Where do we go from here?
The next moves will likely come from three arenas: the battlefield, the boardroom, and the backchannel. On the military front, Pakistan's recent drone strikes into Indian-administered Kashmir, claimed as "preemptive" counterterrorism, signal a new phase of low-intensity conflict that neither side can afford to escalate without global blowback. Economically, India's decision to boycott the 2023 SAARC summit in Islamabad was a gamble that didn't pay off. Regional trade blocs like BIMSTEC and the South Asian Free Trade Area (SAFTA) are sputtering, while China's Belt and Road Initiative (BRI) rolls forward, leaving India on the sidelines. The only place left is diplomacy, and here, both sides will be tempted to test the other's resolve.

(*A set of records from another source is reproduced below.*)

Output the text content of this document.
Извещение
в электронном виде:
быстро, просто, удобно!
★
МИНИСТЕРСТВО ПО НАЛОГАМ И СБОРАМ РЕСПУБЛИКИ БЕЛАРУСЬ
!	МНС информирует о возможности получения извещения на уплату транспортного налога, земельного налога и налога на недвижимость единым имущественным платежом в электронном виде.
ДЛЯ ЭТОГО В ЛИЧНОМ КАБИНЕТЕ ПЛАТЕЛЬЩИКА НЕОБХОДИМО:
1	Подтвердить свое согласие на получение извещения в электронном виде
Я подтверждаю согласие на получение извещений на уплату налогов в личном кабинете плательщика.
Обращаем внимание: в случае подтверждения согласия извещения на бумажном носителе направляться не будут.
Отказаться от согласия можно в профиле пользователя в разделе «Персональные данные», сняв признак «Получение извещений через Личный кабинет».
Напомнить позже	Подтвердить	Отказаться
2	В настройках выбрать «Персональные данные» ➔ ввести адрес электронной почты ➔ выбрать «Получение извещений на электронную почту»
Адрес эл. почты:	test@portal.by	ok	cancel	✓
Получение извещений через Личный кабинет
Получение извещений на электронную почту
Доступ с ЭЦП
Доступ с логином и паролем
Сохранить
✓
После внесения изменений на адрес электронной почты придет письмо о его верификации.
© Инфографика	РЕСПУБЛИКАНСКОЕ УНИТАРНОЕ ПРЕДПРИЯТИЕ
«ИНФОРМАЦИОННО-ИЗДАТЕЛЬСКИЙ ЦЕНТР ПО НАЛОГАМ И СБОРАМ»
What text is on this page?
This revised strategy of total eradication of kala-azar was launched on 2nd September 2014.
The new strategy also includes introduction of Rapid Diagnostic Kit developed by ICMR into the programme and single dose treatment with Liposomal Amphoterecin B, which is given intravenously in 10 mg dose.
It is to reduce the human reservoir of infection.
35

One scenario sees a cautious thaw. India might soften its stance on Kashmir in exchange for Pakistan reining in anti-India militant groups. Another sees a dangerous stalemate, where both countries double down on domestic nationalism at the expense of regional stability. But there's a third possibility, and it's the one Dulat hinted at: a slow, grudging acceptance that neither side can win this fight alone. That would mean reviving the 2007 Composite Dialogue, or something like it, before the next crisis forces the issue.
What's certain is that the old playbook is dead. India's failure to isolate Pakistan isn't just a diplomatic blunder. It's a reckoning with the limits of hard power in a region where soft power, mediation, and economic leverage now dictate who sits at the table, and who gets left out in the cold.